Is this possible to create a inertial frame of reference

Logan Lamb

Logan Lamb

Answered question

2022-05-09

Is this possible to create a inertial frame of reference in the earth? How it is possible?

Answer & Explanation

Arturo Wallace

Arturo Wallace

Beginner2022-05-10Added 17 answers

If you mean, is there an absolute "motionless"? The answer is No, because all motion is relative.
Inertial reference frames are reference frames that are not accelerating - two inertial reference frames move at a constant velocity with respect to each other. Whilst there is no absolute motion, there is absolute acceleration.
Is it possible to create an inertial reference frame on earth? Yes, an inertial frame is one which is freely falling in a gravitation field, e.g. a falling elevator.
This might seem counter intuitive - surely something falling to the earth is accelerating? - but in General Relatively gravity is geometry, and a freely falling object is moving along its path (geodesic) without forces or acceleration. Contrariwise, if you are standing on the earth, you feel the upwards force of the earth on your feet.
Tristan Meyers

Tristan Meyers

Beginner2022-05-11Added 5 answers

Some people say that it is the same thing as the coordinate system, but stated this way, it is something physically senceless.
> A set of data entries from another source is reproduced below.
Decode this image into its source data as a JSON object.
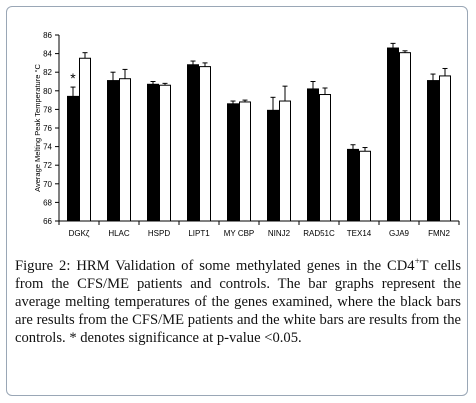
{
  "chart_data": {
    "type": "bar",
    "ylabel": "Average Melting Peak Temperature °C",
    "ylim": [
      66,
      86
    ],
    "yticks": [
      66,
      68,
      70,
      72,
      74,
      76,
      78,
      80,
      82,
      84,
      86
    ],
    "categories": [
      "DGKζ",
      "HLAC",
      "HSPD",
      "LIPT1",
      "MY CBP",
      "NINJ2",
      "RAD51C",
      "TEX14",
      "GJA9",
      "FMN2"
    ],
    "series": [
      {
        "values": [
          79.4,
          81.1,
          80.7,
          82.8,
          78.6,
          77.9,
          80.2,
          73.7,
          84.6,
          81.1
        ],
        "errors": [
          1.0,
          0.9,
          0.3,
          0.4,
          0.3,
          1.4,
          0.8,
          0.5,
          0.5,
          0.7
        ],
        "color": "#000000"
      },
      {
        "values": [
          83.5,
          81.3,
          80.6,
          82.6,
          78.8,
          78.9,
          79.6,
          73.5,
          84.1,
          81.6
        ],
        "errors": [
          0.6,
          1.0,
          0.2,
          0.4,
          0.2,
          1.6,
          0.7,
          0.4,
          0.2,
          0.8
        ],
        "color": "#ffffff"
      }
    ],
    "annotations": [
      {
        "category": "DGKζ",
        "text": "*"
      }
    ],
    "grid": false,
    "legend": "none"
  },
  "caption": {
    "before_sup": "Figure 2: HRM Validation of some methylated genes in the CD4",
    "sup": "+",
    "after_sup": "T cells from the CFS/ME patients and controls. The bar graphs represent the average melting temperatures of the genes examined, where the black bars are results from the CFS/ME patients and the white bars are results from the controls. * denotes significance at p-value <0.05."
  }
}
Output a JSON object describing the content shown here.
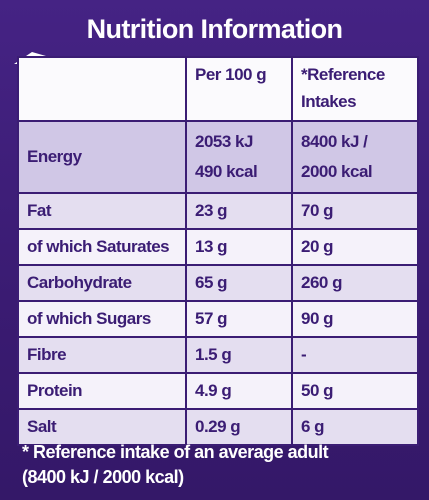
{
  "header": {
    "title": "Nutrition Information"
  },
  "table": {
    "columns": [
      "Per 100 g",
      "*Reference Intakes"
    ],
    "energy": {
      "name": "Energy",
      "per100": [
        "2053 kJ",
        "490 kcal"
      ],
      "reference": [
        "8400 kJ /",
        "2000 kcal"
      ]
    },
    "rows": [
      [
        "Fat",
        "23 g",
        "70 g"
      ],
      [
        "of which Saturates",
        "13 g",
        "20 g"
      ],
      [
        "Carbohydrate",
        "65 g",
        "260 g"
      ],
      [
        "of which Sugars",
        "57 g",
        "90 g"
      ],
      [
        "Fibre",
        "1.5 g",
        "-"
      ],
      [
        "Protein",
        "4.9 g",
        "50 g"
      ],
      [
        "Salt",
        "0.29 g",
        "6 g"
      ]
    ]
  },
  "footnote": [
    "* Reference intake of an average adult",
    "(8400 kJ / 2000 kcal)"
  ]
}
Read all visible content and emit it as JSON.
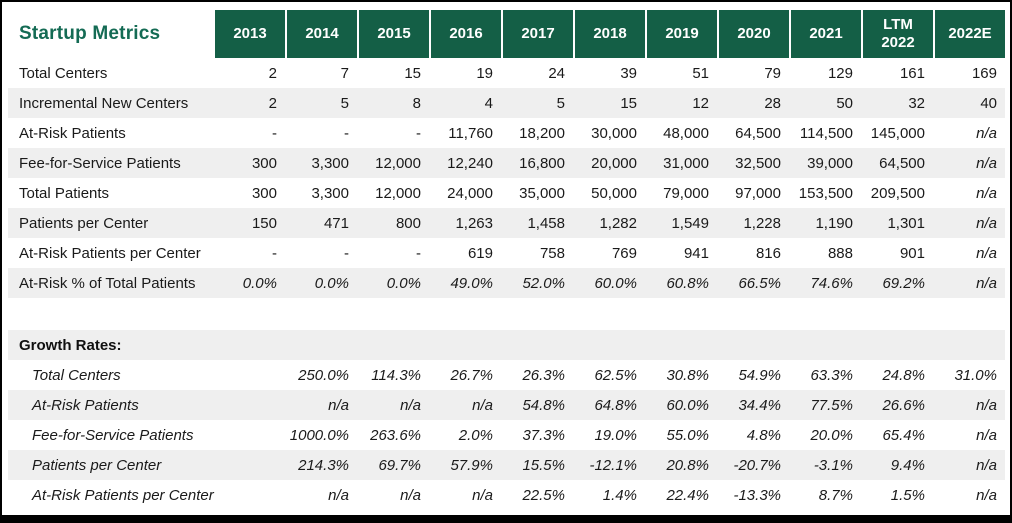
{
  "title": "Startup Metrics",
  "colors": {
    "header_green": "#145F46",
    "title_green": "#146B54",
    "row_alt": "#EFEFEF",
    "border_black": "#000000",
    "text": "#1A1A1A"
  },
  "chart_data": {
    "type": "table",
    "title": "Startup Metrics",
    "columns": [
      "2013",
      "2014",
      "2015",
      "2016",
      "2017",
      "2018",
      "2019",
      "2020",
      "2021",
      "LTM\n2022",
      "2022E"
    ],
    "sections": [
      {
        "name": "",
        "italic": false,
        "rows": [
          {
            "label": "Total Centers",
            "italic": false,
            "values": [
              "2",
              "7",
              "15",
              "19",
              "24",
              "39",
              "51",
              "79",
              "129",
              "161",
              "169"
            ]
          },
          {
            "label": "Incremental New Centers",
            "italic": false,
            "values": [
              "2",
              "5",
              "8",
              "4",
              "5",
              "15",
              "12",
              "28",
              "50",
              "32",
              "40"
            ]
          },
          {
            "label": "At-Risk Patients",
            "italic": false,
            "values": [
              "-",
              "-",
              "-",
              "11,760",
              "18,200",
              "30,000",
              "48,000",
              "64,500",
              "114,500",
              "145,000",
              "n/a"
            ]
          },
          {
            "label": "Fee-for-Service Patients",
            "italic": false,
            "values": [
              "300",
              "3,300",
              "12,000",
              "12,240",
              "16,800",
              "20,000",
              "31,000",
              "32,500",
              "39,000",
              "64,500",
              "n/a"
            ]
          },
          {
            "label": "Total Patients",
            "italic": false,
            "values": [
              "300",
              "3,300",
              "12,000",
              "24,000",
              "35,000",
              "50,000",
              "79,000",
              "97,000",
              "153,500",
              "209,500",
              "n/a"
            ]
          },
          {
            "label": "Patients per Center",
            "italic": false,
            "values": [
              "150",
              "471",
              "800",
              "1,263",
              "1,458",
              "1,282",
              "1,549",
              "1,228",
              "1,190",
              "1,301",
              "n/a"
            ]
          },
          {
            "label": "At-Risk Patients per Center",
            "italic": false,
            "values": [
              "-",
              "-",
              "-",
              "619",
              "758",
              "769",
              "941",
              "816",
              "888",
              "901",
              "n/a"
            ]
          },
          {
            "label": "At-Risk % of Total Patients",
            "italic": true,
            "values": [
              "0.0%",
              "0.0%",
              "0.0%",
              "49.0%",
              "52.0%",
              "60.0%",
              "60.8%",
              "66.5%",
              "74.6%",
              "69.2%",
              "n/a"
            ]
          }
        ]
      },
      {
        "name": "Growth Rates:",
        "italic": true,
        "rows": [
          {
            "label": "Total Centers",
            "italic": true,
            "values": [
              "",
              "250.0%",
              "114.3%",
              "26.7%",
              "26.3%",
              "62.5%",
              "30.8%",
              "54.9%",
              "63.3%",
              "24.8%",
              "31.0%"
            ]
          },
          {
            "label": "At-Risk Patients",
            "italic": true,
            "values": [
              "",
              "n/a",
              "n/a",
              "n/a",
              "54.8%",
              "64.8%",
              "60.0%",
              "34.4%",
              "77.5%",
              "26.6%",
              "n/a"
            ]
          },
          {
            "label": "Fee-for-Service Patients",
            "italic": true,
            "values": [
              "",
              "1000.0%",
              "263.6%",
              "2.0%",
              "37.3%",
              "19.0%",
              "55.0%",
              "4.8%",
              "20.0%",
              "65.4%",
              "n/a"
            ]
          },
          {
            "label": "Patients per Center",
            "italic": true,
            "values": [
              "",
              "214.3%",
              "69.7%",
              "57.9%",
              "15.5%",
              "-12.1%",
              "20.8%",
              "-20.7%",
              "-3.1%",
              "9.4%",
              "n/a"
            ]
          },
          {
            "label": "At-Risk Patients per Center",
            "italic": true,
            "values": [
              "",
              "n/a",
              "n/a",
              "n/a",
              "22.5%",
              "1.4%",
              "22.4%",
              "-13.3%",
              "8.7%",
              "1.5%",
              "n/a"
            ]
          }
        ]
      }
    ]
  }
}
Somewhere I heard the following definition of a reference frame:
A reference frame is an observer with a device that can measure the relative position of other objects with respect to the observer, and the observer and the device are considered to be very small.
In a sence, this is the same as some coordinate system with some specific definition of the time coordinate. The device can be just the eyes of the observer, or some kind of idealized radar.
For a flate space, the observer knows how light propagates, and can build some coordinate system and determine the coordinates of the objects. He can give a sense to the Newton's definition of an interial frame (in our sence, inertial observer) by considering gravity as an external force.
For a curved spacetime, with general metric, the observer does not a priori know the way light propagates, and what he knows is the data returned by his radar. Even if it is possible and the observer is smart enough to restore the general picture -- to build some coordinate system in which he will know all the coordinates of all objects and metric components, I doubt that there is a sensible meaning for the word inertial.
However, we can consider a local situation, that is, the observer cares only about a small area around himself, on the scale where the spacetime can be considered to be nearly flat. Then everything is as we are used to see it, but only locally. Now let us try to define inertiality. Newton says that in such a reference frame, a body should move with constant velocity unless it is subject to an external force. But is gravity an external force? I'd rather say no, because we know that locally it is indistinguishable from an inertial force. So I would say that we should call inertial the frame in which a body to rest should remain in rest, unless it is acted upon by a force of non-gravitational nature. This is a freely falling observer.